Miłośnik polskiej literatury romantycznej, patriota i tragiczna postać działająca sprzecznie ze swoimi ideałami w niezwykle trudnym okresie, jakim była I wojna światowa. Przeżył wojnę, ale nie przeżył życia w grzechu. Poznajcie asa gimnazjalnego klubu Władysława Rybickiego.
Oda do wolności
Urodził się 28 grudnia 1893 roku w Ostrowie Wielkopolskim. Jego rodzicami byli nauczyciele muzyki: Maria i Jan. Władysław od wczesnego dzieciństwa zapoznawany był przez rodziców z literaturą polską. Maria i Jan Rybiccy jako gorący zwolennicy wyzwolenia Polski z rąk zaborców, zarazili syna miłością do polskiego romantyzmu. Władysław szczególnie upodobał sobie twórczość Adama Mickiewicza. Doszło do tego, że kiedy rodzice posłali go do miejscowego gimnazjum, syn momentalnie zapisał się do Towarzystwa Tomasza Zena. Jego członkowie chcieli walczyć o wolność ciemiężonej Polski.

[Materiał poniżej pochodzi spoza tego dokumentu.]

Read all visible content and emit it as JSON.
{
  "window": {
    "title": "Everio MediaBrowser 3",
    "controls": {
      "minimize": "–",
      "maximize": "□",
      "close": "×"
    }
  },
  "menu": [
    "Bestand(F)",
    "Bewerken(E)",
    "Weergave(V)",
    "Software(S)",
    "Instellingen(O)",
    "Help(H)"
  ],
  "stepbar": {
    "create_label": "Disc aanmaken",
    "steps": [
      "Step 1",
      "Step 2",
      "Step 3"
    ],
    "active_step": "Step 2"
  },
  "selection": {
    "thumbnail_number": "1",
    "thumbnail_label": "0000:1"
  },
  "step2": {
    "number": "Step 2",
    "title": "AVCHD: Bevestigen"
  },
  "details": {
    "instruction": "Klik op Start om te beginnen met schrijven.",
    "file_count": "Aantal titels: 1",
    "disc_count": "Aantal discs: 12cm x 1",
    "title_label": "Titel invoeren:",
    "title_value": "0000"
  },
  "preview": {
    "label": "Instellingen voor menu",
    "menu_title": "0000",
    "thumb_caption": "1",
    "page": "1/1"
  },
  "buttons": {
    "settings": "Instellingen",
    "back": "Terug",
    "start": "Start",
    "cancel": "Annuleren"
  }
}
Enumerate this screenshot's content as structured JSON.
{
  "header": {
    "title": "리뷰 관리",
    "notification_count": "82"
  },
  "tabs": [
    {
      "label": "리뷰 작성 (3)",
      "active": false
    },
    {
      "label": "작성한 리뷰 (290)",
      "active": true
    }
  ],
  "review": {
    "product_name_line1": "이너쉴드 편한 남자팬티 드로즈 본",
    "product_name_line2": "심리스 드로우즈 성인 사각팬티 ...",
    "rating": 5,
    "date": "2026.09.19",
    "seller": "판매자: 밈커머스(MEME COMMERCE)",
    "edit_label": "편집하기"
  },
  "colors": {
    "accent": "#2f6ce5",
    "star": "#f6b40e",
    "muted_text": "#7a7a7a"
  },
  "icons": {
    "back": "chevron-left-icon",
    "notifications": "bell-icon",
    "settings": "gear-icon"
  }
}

Oprócz miłości do ojczyzny i czytania poezji patrona, specjalizującego się w pisaniu lekkich i satyrycznych tekstów (sielanki, ballad i poematów heroikomicznych), towarzystwo miało jeszcze jedną pasję.
Przeczytaj także: „Z życia anonimowego korespondenta”
Stowarzyszenie niepokonanych piłkarzy
W 1908 roku Wacław Konarski założył w Ostrowie Wielkopolskim pierwszy czysto polski klub piłkarski w zaborze pruskim. Venetia powstała także przy sporym udziale uczniów o nazwiskach Grafstein, Brykczyński, Mikołajczyk, Ertel, Górecki, Chylewski, Scheitz i Glabisz. Wśród tej listy nie ma Władysława Rybickiego, gdyż do drużyny dołączył dopiero rok później. Inspiracją okazały się być dwa mecze rozegrane przez Venetię w 1908 roku przeciwko niemieckim zespołom. Świeżo skonstruowana drużyna gimnazjalistów potrafiła zremisować 1:1 z miejscowym FC Ostrower, a także pokonać 3:0 Turn-Verein. W tamtych czasach każdy przejaw ukazania wyższości nad zaborcą miał ogromne znaczenie.
Rybicki okazał się być talentem pierwszej wody. Imponował szybkością oraz potężną posturą, dzięki której górował wzrostem i siłą nad większością obrońców. Zdobywał mnóstwo goli. Strzelał przynajmniej jedną bramkę w każdym z dwunastu spotkań rozegranych przez Venetię w latach 1910-1913. Ostrowski klub nie przegrał ani jednego z nich. Niemcom zaczęło się nie podobać, że na zajmowanych przez nich terenach świetnie spisuje się zespół złożonych przez patriotów z Polski głoszących wyzwoleńcze hasła. W listopadzie 1915 roku pruskie władze rozwiązały Venetię. Rybicki nie zrezygnował jednak z uprawiania piłki nożnej.
Fatalne zauroczenie
Prusowie zmusili Rybickiego do wyruszenia na front. Walczył w imię imperium trzymającego za gardło jego ojczyznę. Aby uśmierzyć egzystencjalny ból, wynikający z fatalnej sytuacji, Władysław grywał w drużynach składających się z walczących żołnierzy. Mierzł się głównie z zespołami jenieckimi. Przetrwał wojnę z piłką pod pachą i nadzieją, że kraj, dla którego walczy, przegra wojnę, dzięki czemu Polska znowu stanie się niepodległa.
Po wojnie wrócił do wolnej już Polski. W 1920 roku poznał malarkę Helenę Niemojską, w której zakochał się bez pamięci. Kilka lat starsza Helena była jednak żoną architekta Stanisława Niemojskiego. Ten przez dwa lata nic nie wiedział o romansie żony i Rybickiego, którego znał. W końcu jednak prawda wyszła na jaw. 16 czerwca 1922 roku Niemojski zastrzelił Rybickiego w jego domu. Sam niedługo później również poniósł śmierć, po tym jak został skazany na śmierć przez rozstrzelanie.
21 kwietnia 1921 roku reaktywowany został GKS Venetia. Rybicki był jednym z kilku tych, którzy przeżyli wojnę i grali tam przed rozwiązaniem drużyny przez Niemców. Nie chciał jednak przypominać sobie o nieżyjących już ludziach, z którymi razem robił, to co kochał. Gra w nowej drużynie, już w wolnej Polsce nie była dla niego takim prestiżem jak wówczas, kiedy każdy mecz dla Venetii był nie tylko wydarzeniem sportowym, ale i patriotycznym.